Thursday, March 15, 2007

What are they smoking in Texas?

Perhaps you saw the videotape: Two boys, ages two and four, forced to smoke marijuana while their 17-year-old uncle who gave them the pot, and two other teenagers laughed – and recorded the entire scene. The uncle and the other teens are under arrest – and the children are in foster care.

Had the 17-year-old been the children’s father, and their only custodial parent, that would have been justified. The harm of foster care is likely to be less than the harm of leaving the children with someone who engages in calculated acts of cruelty.

But he was the children’s uncle -- and the children already had been made safe from him when he was arrested. According to the Fort Worth Star-Telegram, which seems to be ahead of everyone else on this part of the story, the boys’ mother says she was napping in another room when it happened, and was shocked at what her brother did.

One can imagine any number of reasons for the mother taking a nap, ranging from scenarios that would make her equally irresponsible to the possibility that she was sleeping because she worked a night-shift job to make ends meet and it never occurred to her that her 17-year-old brother would do something like this.

So what should be the “default” position while Texas authorities figure this out?

● We know that children of this age almost always love their mothers and are tremendously attached to them.

­● We know that when they are taken from their mothers there is no way to explain why; to them it might as well be a kidnapping.

● We know that they may well feel that they have done something wrong and now they are being punished.

● We know that they may recover from the trauma, or they may suffer from it forever.

● We know that Texas child protective services placed the children with total strangers, unable – or unwilling – immediately to find a relative to cushion the blow. (The agency says it’s looking for a relative now.)

We know all that harm is likely before we even get to little details like the likelihood the children will wind up bounced from foster home to foster home or the risk of abuse in foster care itself (probably about one in three nationally, one can only imagine the rate in Texas, which has been the scene of one scandal after another over abuse in foster care).

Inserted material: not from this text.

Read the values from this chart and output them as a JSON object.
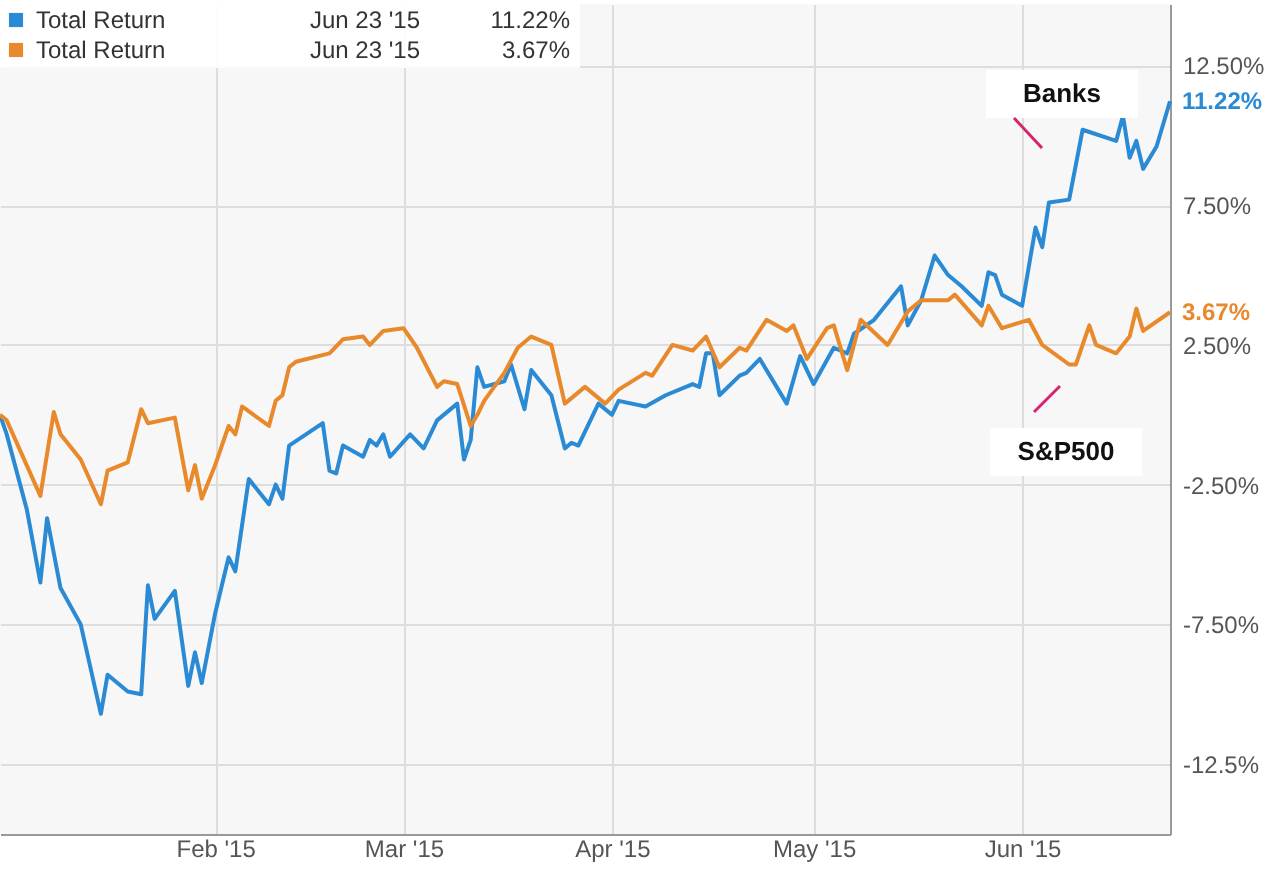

The risks on the other side:

● Even with her brother out of the house we don’t know if the children’s mother knew how irresponsible and cruel he was. So would she leave the children with some other unsuitable caretaker? Or did she really know what was going on and not care? Has this happened before?

No actual evidence has been produced to support any such speculation – but that’s still how CPS works.

So what alternative could CPS have used?

How about an Intensive Family Preservation Services (IFPS) intervention, in which a worker would be in that home several hours a day several days a week for up to six weeks? That doesn’t eliminate the alleged risks, but it significantly reduces them. These programs have a far better track record for safety than foster care. So then you need to weigh the relative risks: The well-known harm of foster care to the risk, even absent any known evidence, that the mother would be irresponsible when the IFPS worker wasn’t around.

In a rational system, the IFPS intervention should win hands down. In fact, for a child welfare agency to expose young children to all the known harm of foster care on these grounds, one has to ask: What are they smoking?

But, of course, this is the Texas system, one of the more chaotic in the nation, and one that is in the midst of its second foster-care panic since 1999. For details, see NCCPR’s report on Texas Child Welfare. (Although in fairness to Texas authorities, most systems would have the same take-the-child-and-run response to a high-profile case like this, not because it protects children, but because it protects the people who take away the children, who would have been painting targets on their backs had they done anything else).

But hey, at least the Texas Legislature has its priorities straight. On the same day this story was getting lots of play on cable news, Texas State Sen. Bob Durell was introducing a bill to restore the right of foster parents of severely emotionally disturbed children to keep guns in their homes. After all, it would be a tragedy if Dick Cheney were to retire to Texas only to discover he couldn’t be a foster parent.